I'm a bit foxed here ...

I submitted my S1 and all the supporting docs to Social Security here in Sintra last March.

Six months have passed with nothing back.

Am I correct that the Portuguese send the S1 back to the UK seeking authority to issue the Social Security number?

Or, do they simply accept the S1 and issue the SS number?

I'm in touch with the DWP in the UK but am not making much progress.

I guess I'm asking advice on how to approach the Social Security here in a way that they don't just say go away!

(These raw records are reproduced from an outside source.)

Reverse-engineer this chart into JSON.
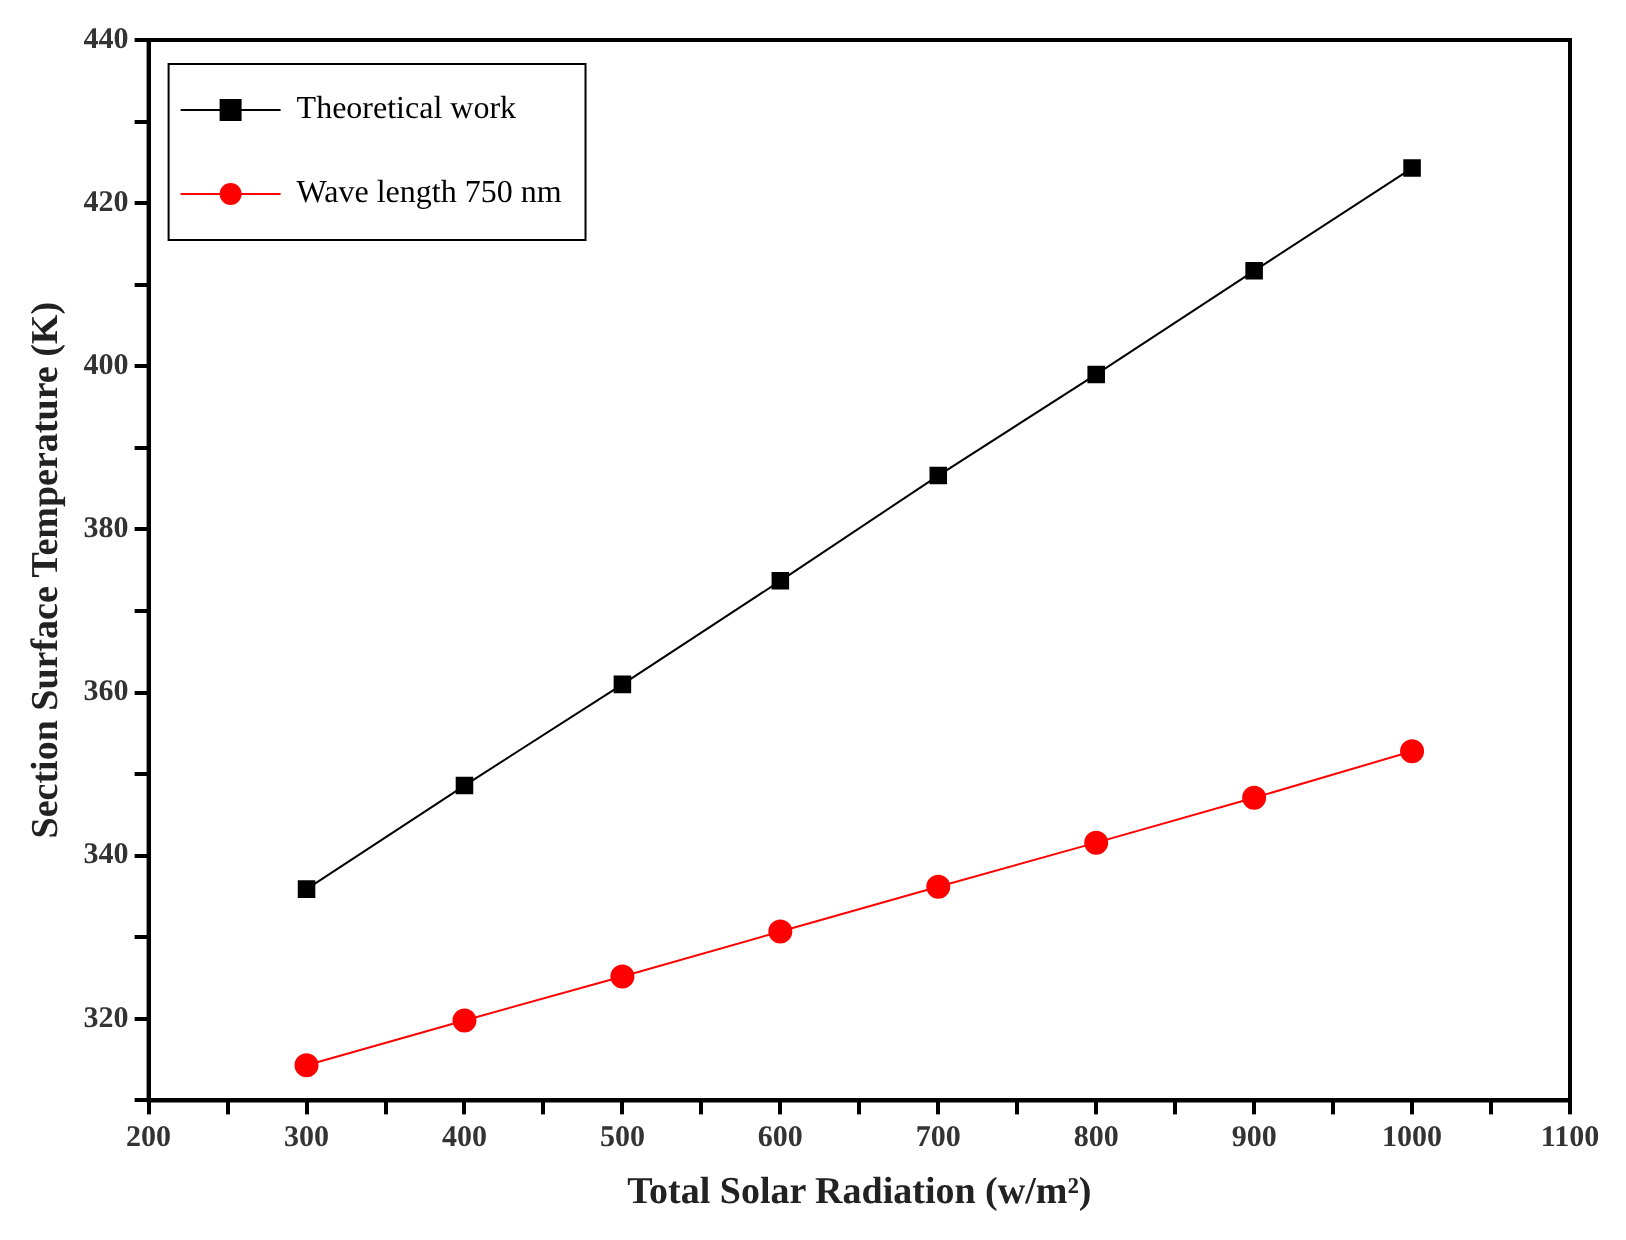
{
  "chart_data": {
    "type": "line",
    "xlabel": "Total Solar Radiation (w/m²)",
    "ylabel": "Section Surface Temperature (K)",
    "x": [
      300,
      400,
      500,
      600,
      700,
      800,
      900,
      1000
    ],
    "series": [
      {
        "name": "Theoretical work",
        "color": "#000000",
        "marker": "square",
        "values": [
          335.9,
          348.6,
          361.0,
          373.7,
          386.6,
          399.0,
          411.7,
          424.3
        ]
      },
      {
        "name": "Wave length 750 nm",
        "color": "#ff0000",
        "marker": "circle",
        "values": [
          314.3,
          319.8,
          325.2,
          330.7,
          336.2,
          341.6,
          347.1,
          352.8
        ]
      }
    ],
    "xlim": [
      200,
      1100
    ],
    "xticks": [
      200,
      {
        "value": 250,
        "label": null
      },
      300,
      {
        "value": 350,
        "label": null
      },
      400,
      {
        "value": 450,
        "label": null
      },
      500,
      {
        "value": 550,
        "label": null
      },
      600,
      {
        "value": 650,
        "label": null
      },
      700,
      {
        "value": 750,
        "label": null
      },
      800,
      {
        "value": 850,
        "label": null
      },
      900,
      {
        "value": 950,
        "label": null
      },
      1000,
      {
        "value": 1050,
        "label": null
      },
      1100
    ],
    "ylim": [
      310,
      440
    ],
    "yticks": [
      {
        "value": 310,
        "label": null
      },
      320,
      {
        "value": 330,
        "label": null
      },
      340,
      {
        "value": 350,
        "label": null
      },
      360,
      {
        "value": 370,
        "label": null
      },
      380,
      {
        "value": 390,
        "label": null
      },
      400,
      {
        "value": 410,
        "label": null
      },
      420,
      {
        "value": 430,
        "label": null
      },
      440
    ],
    "grid": false,
    "legend": "top left",
    "line_style": "solid"
  }
}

Any pointers most welcome.


----------



## Andy Martin (Aug 31, 2016)

Hi there, we're in the same boat.my understanding is one form is retained here the other is returned to the UK and once processed you are entitled to the same care here as in the UK, that's the theory?? But do you really need this if you are registered as living here permanently ?? We have yet to submit ours.


----------



## JohnBoy (Oct 25, 2009)

I'm totally bemused by the whole system. I obtained a social security number some years ago and registered with the local health centre, though have not needed their particular services yet. No mention was made of any paperwork, S1 or anything else. I have subsequently renewed my UK issued EHIC without question.

I have made four trips to Urgencias in my 7 years here and on each occasion bar the last, I offered my passport and EHIC. Last week I had to attend again, but this time they were happy to accept my recently issued Residencia and UK issued EHIC. Oh and €18 of course!

I'm still waiting for the invoice for services rendered in Funchal A & E back in 2009! But hey! This is Portugal and I appreciate these things take time. My girlfriend's son has just received a speeding ticket in relation to an offence he is alleged to have committed in January 2014.


----------



## Andy Martin (Aug 31, 2016)

Hi the S1form is issued by the UK international pension dept, two forms one is retained here in Portugal the other is sent back to the UK by the social security.once processed in theory you have left the UK health service and the UK now transfer payment for you care here in Portugal. How long it takes to process is anybody's guess and once we leave the EU it's up in the air anyway.


----------